En virtud de esa religión familiar
quería anticipar que condenarían desde sus púlpitos y sus manifestaciones
dominicales el aumento de las tasas de los centros de Educación Infantil, que
hace casi imposible que los más pequeños accedan a ellos a menos que sus padres
trabajen ambos, creando un círculo vicioso que obliga a uno de los dos
progenitores a abocarse a continuar en el desempleo para poder atenderlos; o
del recorte en las becas de comedor, libros o transporte escolar, que hacen que la factura
docente se multiplique por no se sabe cuánto a medida que el número de hijos
aumenta. O incluso que protestarían por la creación de una tasa por inscribirte
como familia de hecho en un registro -bueno, eso lo esperaba menos, que hay
familias y familias para ellos-.
Porque todo eso sí que ataca
frontalmente a la familia, sí que mina desde su base económica el concepto que
yo tengo de la familia. Todo ello sí
que golpea de frente, como un ariete de las tribus bárbaras martilleando las
puertas de la muralla, contra aquello que es y debe ser una familia.

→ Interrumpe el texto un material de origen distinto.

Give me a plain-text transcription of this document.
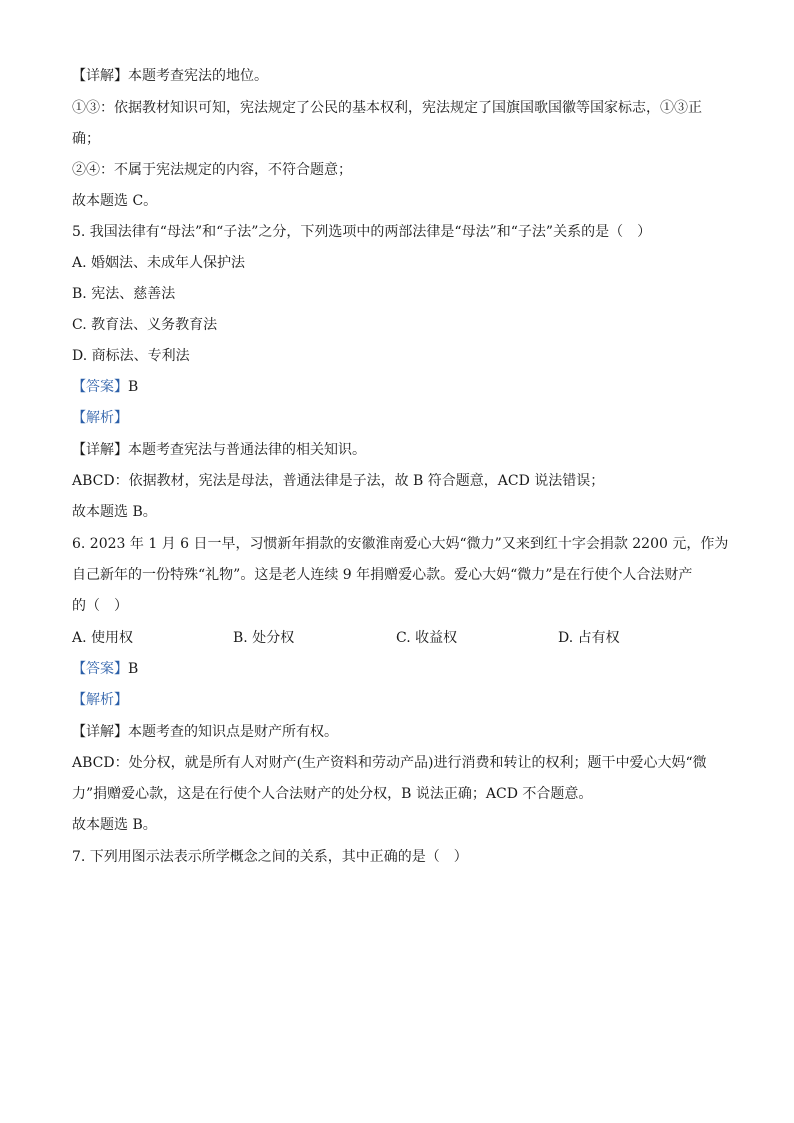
【详解】本题考查宪法的地位。
①③：依据教材知识可知，宪法规定了公民的基本权利，宪法规定了国旗国歌国徽等国家标志，①③正
确；
②④：不属于宪法规定的内容，不符合题意；
故本题选 C。
5. 我国法律有“母法”和“子法”之分，下列选项中的两部法律是“母法”和“子法”关系的是（　）
A. 婚姻法、未成年人保护法
B. 宪法、慈善法
C. 教育法、义务教育法
D. 商标法、专利法
【答案】B
【解析】
【详解】本题考查宪法与普通法律的相关知识。
ABCD：依据教材，宪法是母法，普通法律是子法，故 B 符合题意，ACD 说法错误；
故本题选 B。
6. 2023 年 1 月 6 日一早，习惯新年捐款的安徽淮南爱心大妈“微力”又来到红十字会捐款 2200 元，作为
自己新年的一份特殊“礼物”。这是老人连续 9 年捐赠爱心款。爱心大妈“微力”是在行使个人合法财产
的（　）
A. 使用权	B. 处分权	C. 收益权	D. 占有权
【答案】B
【解析】
【详解】本题考查的知识点是财产所有权。
ABCD：处分权，就是所有人对财产(生产资料和劳动产品)进行消费和转让的权利；题干中爱心大妈“微
力”捐赠爱心款，这是在行使个人合法财产的处分权，B 说法正确；ACD 不合题意。
故本题选 B。
7. 下列用图示法表示所学概念之间的关系，其中正确的是（　）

Dejados, por supuesto, a un lado,
sexos, inclinación afectiva, número y estado civil de sus integrantes.
Pero las calles de la milla de oro
siguen vacías y nadie -ni siquiera los chicos de las empresas del ínclito
Correa y su Special Events- está construyendo escenarios en la Plaza de Colón.
Pero Rouco Varela sigue mudo y Reig Pla no publica sermón alguno.
Que otros que no piensan, sienten ni
aman como ellos puedan tener familia, que otras concepciones del mundo y del
afecto puedan acceder a la religión afectiva que es - o por lo menos debe ser-
una familia, parece que destruye la familia, la pone en riesgo, la afrenta, la
coloca en el límite mismo del umbral de la extinción.
Pero que cercenen a las familias la
capacidad de subsistencia, en virtud de cuadrar unos presupuestos que se han
malgastado en otras cosas, que las impidan asentarse económicamente, que las
dificulten ocuparse de sus miembros y las impongan cargas que la asedian por los
polos más débiles -los mayores y los menores- no suscita reacción alguna en
aquellos que en otros tiempos, demasiado cercanos como para que nuestra memoria
se haya adormecido, se declararon a sí mismos defensores de la familia y de la
fe en la familia.
Será que me he equivocado. Será que,
como en otras muchas cosas, soy apóstata y hereje. Pues va a ser que ahora que la familia sí importa, resulta que a ellos, los jerarcas, los de siempre, las familias no les importa.
Será que mi religión de la familia no
es su familia de la religión.
Porque una familia puede ser una hermosa
religión. Pero la familia jamás debe ser una ideología.